Suppose that one has two matrices $A$, $B$. Then
Prove that $$|AB - \lambda I| = |BA - \lambda I|,$$ where $|\cdot|$ denotes the determinant, $I$ - identity matrix and $\lambda \in \mathbb{C}$.
Note that $A$ and $B$ are not necessary invertible. For invertible matrices I easily found $$|AB - \lambda I| = |B(AB - \lambda I)B^{-1}| = |BA - \lambda I|.$$
I'm aware of three proofs. The first is the one you get by combining your argument with Marko's comment. The second is to show that $AB$ and $BA$ have the same non-zero eigenvalues with the same multiplicities. The third proof runs as follows. Set \[ M=\begin{pmatrix}I&A\\ B&I\end{pmatrix},\quad N=\begin{pmatrix}I&0\\-B&I\end{pmatrix} \] and then note that \[ MN=\begin{pmatrix}I-AB&A\\0&I\end{pmatrix},\quad NM=\begin{pmatrix}I&A\\0&I-BA\end{pmatrix}. \] Since $\det(MN)=\det(NM)$, the result follows.

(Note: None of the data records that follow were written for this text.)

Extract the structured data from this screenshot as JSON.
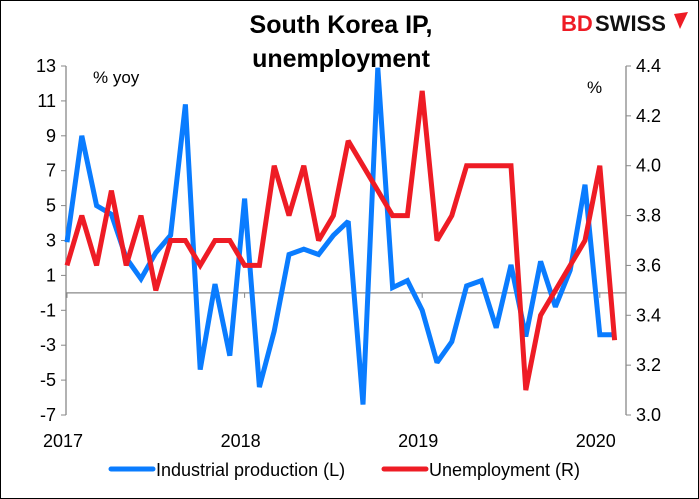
{
  "brand": {
    "logo_text": "BDSWISS",
    "logo_part_red": "BD",
    "logo_part_black": "SWISS"
  },
  "chart_data": {
    "type": "line",
    "title": [
      "South Korea IP,",
      "unemployment"
    ],
    "left_axis_label": "% yoy",
    "right_axis_label": "%",
    "x_tick_labels": [
      "2017",
      "2018",
      "2019",
      "2020"
    ],
    "x": [
      "2017-01",
      "2017-02",
      "2017-03",
      "2017-04",
      "2017-05",
      "2017-06",
      "2017-07",
      "2017-08",
      "2017-09",
      "2017-10",
      "2017-11",
      "2017-12",
      "2018-01",
      "2018-02",
      "2018-03",
      "2018-04",
      "2018-05",
      "2018-06",
      "2018-07",
      "2018-08",
      "2018-09",
      "2018-10",
      "2018-11",
      "2018-12",
      "2019-01",
      "2019-02",
      "2019-03",
      "2019-04",
      "2019-05",
      "2019-06",
      "2019-07",
      "2019-08",
      "2019-09",
      "2019-10",
      "2019-11",
      "2019-12",
      "2020-01",
      "2020-02"
    ],
    "ylim_left": [
      -7,
      13
    ],
    "yticks_left": [
      "13",
      "11",
      "9",
      "7",
      "5",
      "3",
      "1",
      "-1",
      "-3",
      "-5",
      "-7"
    ],
    "ylim_right": [
      3.0,
      4.4
    ],
    "yticks_right": [
      "4.4",
      "4.2",
      "4.0",
      "3.8",
      "3.6",
      "3.4",
      "3.2",
      "3.0"
    ],
    "legend_position": "bottom",
    "series": [
      {
        "name": "Industrial production (L)",
        "axis": "left",
        "color": "#0a7cff",
        "values": [
          2.9,
          9.0,
          5.0,
          4.5,
          2.0,
          0.8,
          2.3,
          3.3,
          10.8,
          -4.4,
          0.5,
          -3.6,
          5.4,
          -5.4,
          -2.2,
          2.2,
          2.5,
          2.2,
          3.3,
          4.1,
          -6.4,
          12.9,
          0.3,
          0.7,
          -1.0,
          -4.0,
          -2.8,
          0.4,
          0.7,
          -2.0,
          1.6,
          -2.5,
          1.8,
          -0.8,
          1.3,
          6.2,
          -2.4,
          -2.4
        ]
      },
      {
        "name": "Unemployment (R)",
        "axis": "right",
        "color": "#ee1c25",
        "values": [
          3.6,
          3.8,
          3.6,
          3.9,
          3.6,
          3.8,
          3.5,
          3.7,
          3.7,
          3.6,
          3.7,
          3.7,
          3.6,
          3.6,
          4.0,
          3.8,
          4.0,
          3.7,
          3.8,
          4.1,
          4.0,
          3.9,
          3.8,
          3.8,
          4.3,
          3.7,
          3.8,
          4.0,
          4.0,
          4.0,
          4.0,
          3.1,
          3.4,
          3.5,
          3.6,
          3.7,
          4.0,
          3.3
        ]
      }
    ]
  }
}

One advantage of the third proof is that it works for matrices over a commutative ring.
There is an old-fashioned proof depending only on the properties of determinants and minors.
(i) In $\det(xI-X)$ the coefficient of $x^{n-k}$ is the sum of the principal $k\times k$ minors of $X$.
(ii) Let $X^{(k)}$ denote the matrix of $k\times k$ minors of $X$ for any square $X$. Then by a theorem sometimes called the Binet-Gauss Theorem we have that $(XY)^{(k)}=X^{(k)}Y^{(k)}$.
(iii) For any square matrices $X,Y$ we have $\text{tr}(XY)=\text{tr}(YX)$.
So the coefficient of $x^{n-k}$ in $\det(xI-AB)$ is $$\text{tr}((AB)^{(k)})=\text{tr}(A^{(k)}B^{(k)})$$ whereas the coefficient of $x^{n-k}$ in $\det(xI-BA)$ is $$\text{tr}((BA)^{(k)})=\text{tr}(B^{(k)}A^{(k)})$$ and these are equal.